We have classrooms full of Divergents. They, like Stravinsky, want to explore and understand and articulate their perceptions. Stravinsky was inspired by West African rhythms, which he incorporated into The Rite of Spring. Imagine if Stravinsky had cowered in fear at the outrage shown toward his masterpiece. Imagine if he had never written The Rite of Spring for fear it wasn’t the answer the world wanted. I can’t imagine life without my favorite Divergents:
Jesus of Nazareth
Soren Kierkegaard
Bob Dylan
Vincent Van Gogh
Pablo Picasso
Thomas Edison
Alexander Fleming
Mother Theresa
Mohandas Karamchand Gandhi
Galileo Galilei
Aristotle
Make your own list and ask if your life wouldn’t rap hollow if these people had buckled or been made to acquiesce if they didn’t stop diverging. Their divergence made them brilliant. It made their life worth living. How dare we strip students of this gift?
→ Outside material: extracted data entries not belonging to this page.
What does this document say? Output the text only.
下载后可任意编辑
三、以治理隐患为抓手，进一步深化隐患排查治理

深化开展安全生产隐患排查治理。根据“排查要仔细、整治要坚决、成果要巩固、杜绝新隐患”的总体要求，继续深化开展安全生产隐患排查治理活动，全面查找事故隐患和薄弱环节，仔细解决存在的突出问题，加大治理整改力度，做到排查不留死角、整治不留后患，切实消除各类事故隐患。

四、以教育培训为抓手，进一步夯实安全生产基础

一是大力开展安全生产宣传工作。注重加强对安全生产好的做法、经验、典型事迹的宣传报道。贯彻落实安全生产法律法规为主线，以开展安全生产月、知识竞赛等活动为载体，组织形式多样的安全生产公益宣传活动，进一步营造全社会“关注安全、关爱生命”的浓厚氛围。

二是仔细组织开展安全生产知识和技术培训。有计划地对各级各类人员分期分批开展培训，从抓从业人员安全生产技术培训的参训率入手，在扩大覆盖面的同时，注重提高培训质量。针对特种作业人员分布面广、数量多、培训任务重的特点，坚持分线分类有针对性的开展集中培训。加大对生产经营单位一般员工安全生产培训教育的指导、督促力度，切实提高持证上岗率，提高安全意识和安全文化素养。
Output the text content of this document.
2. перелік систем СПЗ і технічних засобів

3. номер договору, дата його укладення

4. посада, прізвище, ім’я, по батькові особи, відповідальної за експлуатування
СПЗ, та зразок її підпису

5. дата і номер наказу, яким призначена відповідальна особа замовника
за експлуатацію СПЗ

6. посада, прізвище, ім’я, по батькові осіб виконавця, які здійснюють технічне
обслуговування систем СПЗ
You are very likely going to be in a classroom or other learning arena in which a youth will ask a question or make a comment that is off topic. He may challenge what you say or introduce a comment that seems oblique. Here’s your opportunity to give a gift that could change this teen’s life. Stop! Ask the student to say more. Do you remember the Donahue Show? Do a Donahue. Bow your white-haired head, stretch the mic out, and just listen. That’s it. Something is happening within that student. Water has finally reached that little seed with a message, “Hey little buddy. It’s time to wake up.” Life is in the works and you get to be a part of letting it happen. So resist the urge to kill the seed with a piece of plywood. Give it warmth and more water, and let it grow.
Teens are watching what we’re doing and saying. They have a deep sense that, “I know you’re saying this is how things are, but in order to understand what you mean I must explore certain questions whose end may or may not be yours.”
To effectively teach and mentor teens we need to permit, even encourage divergence–a central element to becoming fully human.